After Lookout, we had a day at sea — rainy and windy — so we played a lot of trivia (and didn’t win anything, bummer!) and the daughter and I did some work (college senior, remember?) We watched the Beauty and the Beast stage show that night and quite enjoyed it, as we did the others (The Golden Mickeys and Believe). The food on this cruise was typical cruise food and our favorite menu ended up being the Pirate night menu (which has basically been the same for as long as I can remember). The hit quick service was Ramone’s Cantina, as expected, for its Chipotle style food. So much ice cream was consumed too, which is also very typical of this group, lol.

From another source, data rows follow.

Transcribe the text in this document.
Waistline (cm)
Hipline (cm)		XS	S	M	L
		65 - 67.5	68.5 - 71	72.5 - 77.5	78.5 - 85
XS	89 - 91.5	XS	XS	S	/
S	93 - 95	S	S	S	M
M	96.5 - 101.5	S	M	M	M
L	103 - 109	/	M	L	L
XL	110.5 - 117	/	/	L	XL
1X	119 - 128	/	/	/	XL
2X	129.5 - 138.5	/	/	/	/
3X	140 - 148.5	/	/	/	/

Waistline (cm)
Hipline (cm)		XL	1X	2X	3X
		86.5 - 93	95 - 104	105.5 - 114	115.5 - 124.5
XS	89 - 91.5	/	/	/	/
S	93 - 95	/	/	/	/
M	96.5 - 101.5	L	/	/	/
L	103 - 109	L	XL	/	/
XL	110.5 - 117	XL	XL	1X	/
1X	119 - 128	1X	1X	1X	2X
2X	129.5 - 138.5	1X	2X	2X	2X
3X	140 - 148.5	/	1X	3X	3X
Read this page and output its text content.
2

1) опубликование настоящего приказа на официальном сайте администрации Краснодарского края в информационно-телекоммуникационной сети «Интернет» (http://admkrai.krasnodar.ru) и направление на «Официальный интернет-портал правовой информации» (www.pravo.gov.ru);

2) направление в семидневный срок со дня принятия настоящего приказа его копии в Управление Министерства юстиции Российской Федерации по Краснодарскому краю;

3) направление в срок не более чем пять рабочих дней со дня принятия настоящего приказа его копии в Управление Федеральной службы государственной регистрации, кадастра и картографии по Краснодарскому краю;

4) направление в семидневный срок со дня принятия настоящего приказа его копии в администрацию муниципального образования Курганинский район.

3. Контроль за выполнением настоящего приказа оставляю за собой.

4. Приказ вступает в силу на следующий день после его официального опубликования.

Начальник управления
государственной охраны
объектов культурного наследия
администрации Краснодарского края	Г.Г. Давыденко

Debarkation back at Port Everglades the next day was easy peasy, they also have the new face recognition for those traveling with passports, so customs and immigration was a breeze. Going out to get a rideshare was a bit of a mess and I wish I would have just grabbed a taxi van instead. We came off at probably 8:30am and waited for what seemed like forever but but probably was less than 30 minutes. However, we needed an XXL Lyft (or Uber) and after we finally got one from Lyft, it cancelled on us after a couple of minutes. Starting over again with Uber, I got one and it showed up at 9:07am. Once we got picked up, it was about 15 minutes to our dayuse hotel nearby. We used ResortPass to get a dayuse room at the Holiday Inn Fort Lauderdale Airport for the group since our flight home didn’t depart until almost 6pm. None of us felt like hanging out at the airport basically all day. When we arrived at the hotel, we had about a 30 minute wait until the room was ready (official check-in/use period was from 10am-5pm) but we just relaxed in the lobby and walked over to a nearby gas station for some drinks to have for the day. Once the room was ready, we went up. The room was fine, had a bit of a smell like a weird perfume or something from a prior guest, but otherwise was just what we needed. The daughter and I worked again there for awhile and the rest of the crew went down to relax by the pool. It was a cool day but the sun came out and we all ended up putting our feet in the water. The pool there was really pretty and calm and this was a great way to chill before the flight. Another perk of the dayuse room was that this hotel had a shuttle to the airport included, so we just signed up for a time and popped back over to the airport again to catch our flight. I’d absolutely do this again with a late flight out after a cruise coming into Port Everglades.
So the cruise was a blast, loved Lookout, and our cabana day at Castaway Cay was the best. Can’t wait for the next one!